My nearly 2 year old grandson, Pax, loves to play with Eva, my golden labrador. She is a gentle soul and very maternal, but Pax is bursting with curiosity and I’ve found him poking her eyes, pulling her tail and stepping on her face while she was sleeping. He doesn’t yet understand the connection between action and consequences. What he does need right now is supervision to make sure no one gets hurt.
Here is my list of 5 important things to consider before bringing a pet home to a toddler.
- Little kids and pets will need to be monitored at all times. Never leave them along together.
- Toddlers are not yet able to be responsible for a pet. The reality is, you will have to take on this new commitment.
- Toddlers are naturally curious and don’t quite grasp the idea that they can hurt the pet. You will need to teach them how to touch and handle it. No teasing, pulling ears and tails, no bothering them when they are eating or sleeping.
- A dog needs daily exercise. You will need to make sure to walk it or exercise it.
- Toddlers are not yet strong enough or wise enough to protect themselves. Never let the pet sleep with them.
Lisa Edwards states in her book, Please Don’t Bite the Baby (and Please Don’t Chase the Dogs): Keeping Our Kids and Our Dogs Safe and Happy Together “It’s hard to tell parents that their baby is tormenting their dog, and it is even harder to help people realize that they and their child have contributed to their dog’s dangerous behavior.”
There are many more things to consider. Who will feed the pet, change the litter box, clean up after them, and so on. A pet in the family can provide years of fun, comfort and wonderful camaraderie. Be sure you are informed on everything that bringing a pet home entails before you make the decision.

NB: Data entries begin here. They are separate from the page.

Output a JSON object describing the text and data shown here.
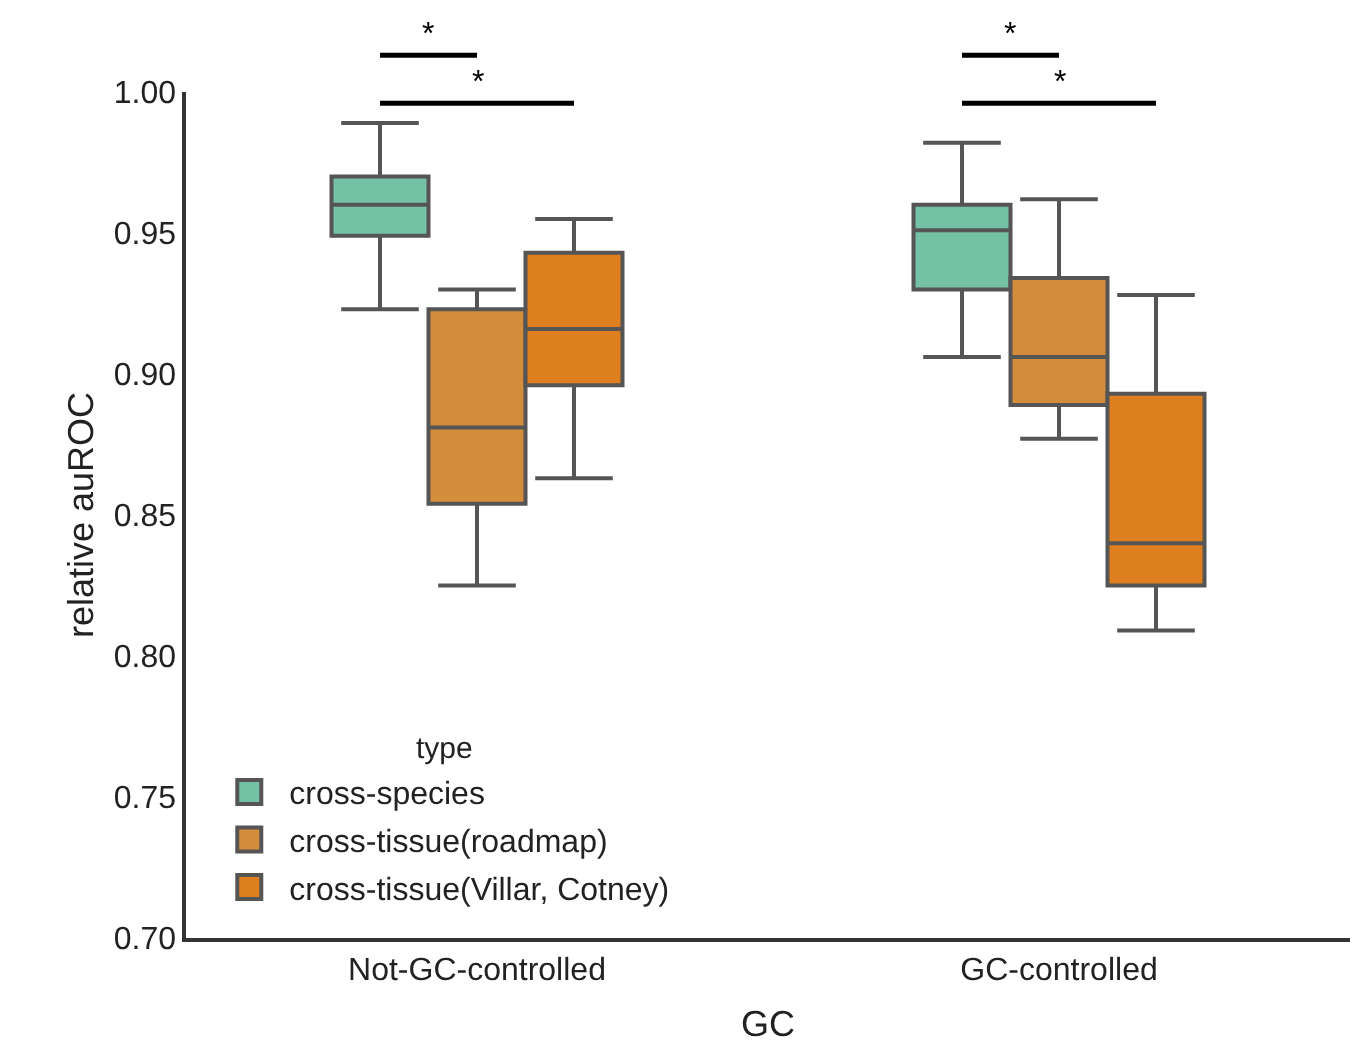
{
  "chart_data": {
    "type": "box",
    "xlabel": "GC",
    "ylabel": "relative auROC",
    "legend_title": "type",
    "legend": "bottom left",
    "grid": false,
    "categories": [
      "Not-GC-controlled",
      "GC-controlled"
    ],
    "ylim": [
      0.7,
      1.0
    ],
    "yticks": [
      {
        "value": 0.7,
        "label": "0.70"
      },
      {
        "value": 0.75,
        "label": "0.75"
      },
      {
        "value": 0.8,
        "label": "0.80"
      },
      {
        "value": 0.85,
        "label": "0.85"
      },
      {
        "value": 0.9,
        "label": "0.90"
      },
      {
        "value": 0.95,
        "label": "0.95"
      },
      {
        "value": 1.0,
        "label": "1.00"
      }
    ],
    "series": [
      {
        "name": "cross-species",
        "color": "#74c1a6",
        "boxes": [
          {
            "low": 0.923,
            "q1": 0.949,
            "median": 0.96,
            "q3": 0.97,
            "high": 0.989
          },
          {
            "low": 0.906,
            "q1": 0.93,
            "median": 0.951,
            "q3": 0.96,
            "high": 0.982
          }
        ]
      },
      {
        "name": "cross-tissue(roadmap)",
        "color": "#d38d3b",
        "boxes": [
          {
            "low": 0.825,
            "q1": 0.854,
            "median": 0.881,
            "q3": 0.923,
            "high": 0.93
          },
          {
            "low": 0.877,
            "q1": 0.889,
            "median": 0.906,
            "q3": 0.934,
            "high": 0.962
          }
        ]
      },
      {
        "name": "cross-tissue(Villar, Cotney)",
        "color": "#de7f20",
        "boxes": [
          {
            "low": 0.863,
            "q1": 0.896,
            "median": 0.916,
            "q3": 0.943,
            "high": 0.955
          },
          {
            "low": 0.809,
            "q1": 0.825,
            "median": 0.84,
            "q3": 0.893,
            "high": 0.928
          }
        ]
      }
    ],
    "annotations": [
      "*",
      "*",
      "*",
      "*"
    ]
  }
}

Pets can be a wonderful addition to the family and a comforting friend to a child for years to come. Before you bring a pet home, be sure to acknowledge the importance of supervision at all times with young children. When an adult is supervising, the pet is less likely to show any aggression toward your child. But also, this is an opportunity to instruct them how to treat the pet with gentle kindness. It is so vital to do a reality check and consider if you are willing to care for the pet as it will fall with you for the most part. As the child gets older, they can learn to do some, or most, of the care-taking.